I wonder if anyone has tested a "volatility filter" within their system? Meaning that for market shocks like we are currently moving through the system could be programmed to ignore position changes when market volatility is over a certain level. The rational being that volatility begets more volatility and we can expect some recovery. I may be talking my own book
Any idea which rule dominated that decision? My own rule weights are: rule_weights = {'carry': 1.0761308295764749, 'ewmac16': 0.94565802638498464, 'ewmac32': 0.97404151565516006, 'ewmac64': 1.037272611390585, 'ewmac8': 0.96689706277925536, }
I don't have the diagnostics to easily check, but my weights for SP500 are: Code: SP500 breakout10 0 breakout20 0.143 breakout40 0.1144 breakout80 0.0286 breakout160 0.02145 breakout320 0.05005 mrinasset80 0.02 mrinasset160 0.08 carry10 0.08 carry30 0.06 carry60 0.04 carry125 0.02 assettrend2 0 assettrend4 0.039 assettrend8 0.0312 assettrend16 0.0078 assettrend32 0.00585 assettrend64 0.01365 normmom2 0 normmom4 0.039 normmom8 0.0312 normmom16 0.0078 normmom32 0.00585 normmom64 0.01365 momentum2 0 momentum4 0.039 momentum8 0.0312 momentum16 0.0078 momentum32 0.00585 momentum64 0.01365 relcarry 0.05
From the FT today: "Trend-following quantitative hedge funds were among the biggest victims of the current market turmoil, wiping out much of their 2018 gains in two torrid days of trading and undercutting their status as risk-mitigation tools.
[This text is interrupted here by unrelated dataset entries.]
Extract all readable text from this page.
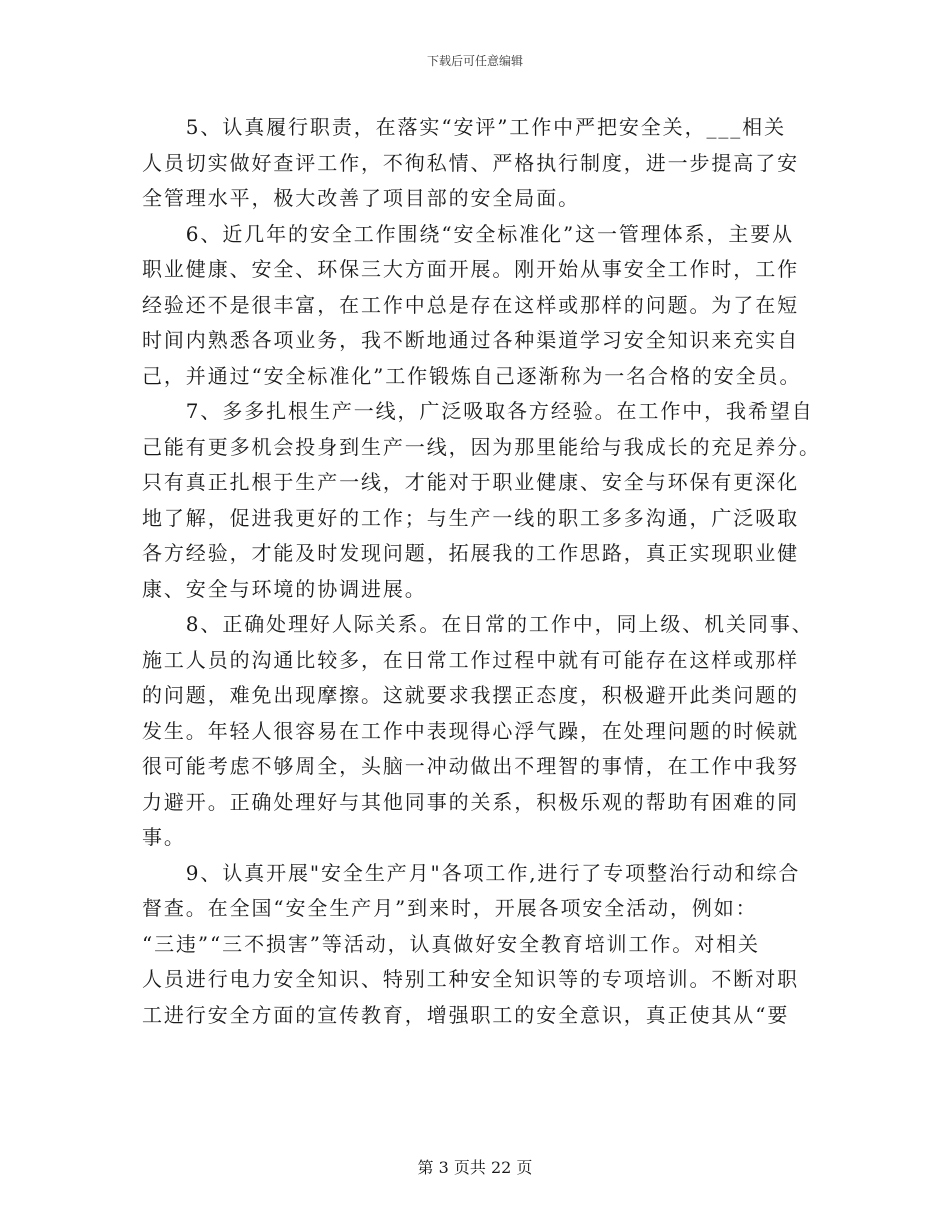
下载后可任意编辑

　　5、认真履行职责，在落实“安评”工作中严把安全关，___相关
人员切实做好查评工作，不徇私情、严格执行制度，进一步提高了安
全管理水平，极大改善了项目部的安全局面。

　　6、近几年的安全工作围绕“安全标准化”这一管理体系，主要从
职业健康、安全、环保三大方面开展。刚开始从事安全工作时，工作
经验还不是很丰富，在工作中总是存在这样或那样的问题。为了在短
时间内熟悉各项业务，我不断地通过各种渠道学习安全知识来充实自
己，并通过“安全标准化”工作锻炼自己逐渐称为一名合格的安全员。

　　7、多多扎根生产一线，广泛吸取各方经验。在工作中，我希望自
己能有更多机会投身到生产一线，因为那里能给与我成长的充足养分。
只有真正扎根于生产一线，才能对于职业健康、安全与环保有更深化
地了解，促进我更好的工作；与生产一线的职工多多沟通，广泛吸取
各方经验，才能及时发现问题，拓展我的工作思路，真正实现职业健
康、安全与环境的协调进展。

　　8、正确处理好人际关系。在日常的工作中，同上级、机关同事、
施工人员的沟通比较多，在日常工作过程中就有可能存在这样或那样
的问题，难免出现摩擦。这就要求我摆正态度，积极避开此类问题的
发生。年轻人很容易在工作中表现得心浮气躁，在处理问题的时候就
很可能考虑不够周全，头脑一冲动做出不理智的事情，在工作中我努
力避开。正确处理好与其他同事的关系，积极乐观的帮助有困难的同
事。

　　9、认真开展"安全生产月"各项工作,进行了专项整治行动和综合
督查。在全国“安全生产月”到来时，开展各项安全活动，例如：
“三违”“三不损害”等活动，认真做好安全教育培训工作。对相关
人员进行电力安全知识、特别工种安全知识等的专项培训。不断对职
工进行安全方面的宣传教育，增强职工的安全意识，真正使其从“要

第 3 页共 22 页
Surging global share prices during January lured in more money from computer-driven hedge funds that ride market momentum, but the sudden eruption of volatility triggered abrupt losses for many of the industry’s biggest players. “The rally had accelerated, and we kind of knew an accident would happen, but it’s never pretty when it does,” said David Harding, the head of Winton Capital, one of the biggest such funds in the industry. “We’ve had a couple of painfully bad days . . . This will go down as one of the weeks one remembers.” Mr Harding said Winton’s funds were down 3 per cent to 4 per cent over Monday and Tuesday, their worst short-term performance in five years, according to the hedge fund manager. Yet Winton’s funds use relatively little leverage and the pain is likely to have been more intense elsewhere. "
Trend following strategies tend to have negative skew on the daily timescale as mentioned in this thread many pages earlier. On the monthly scale the skew is positive however.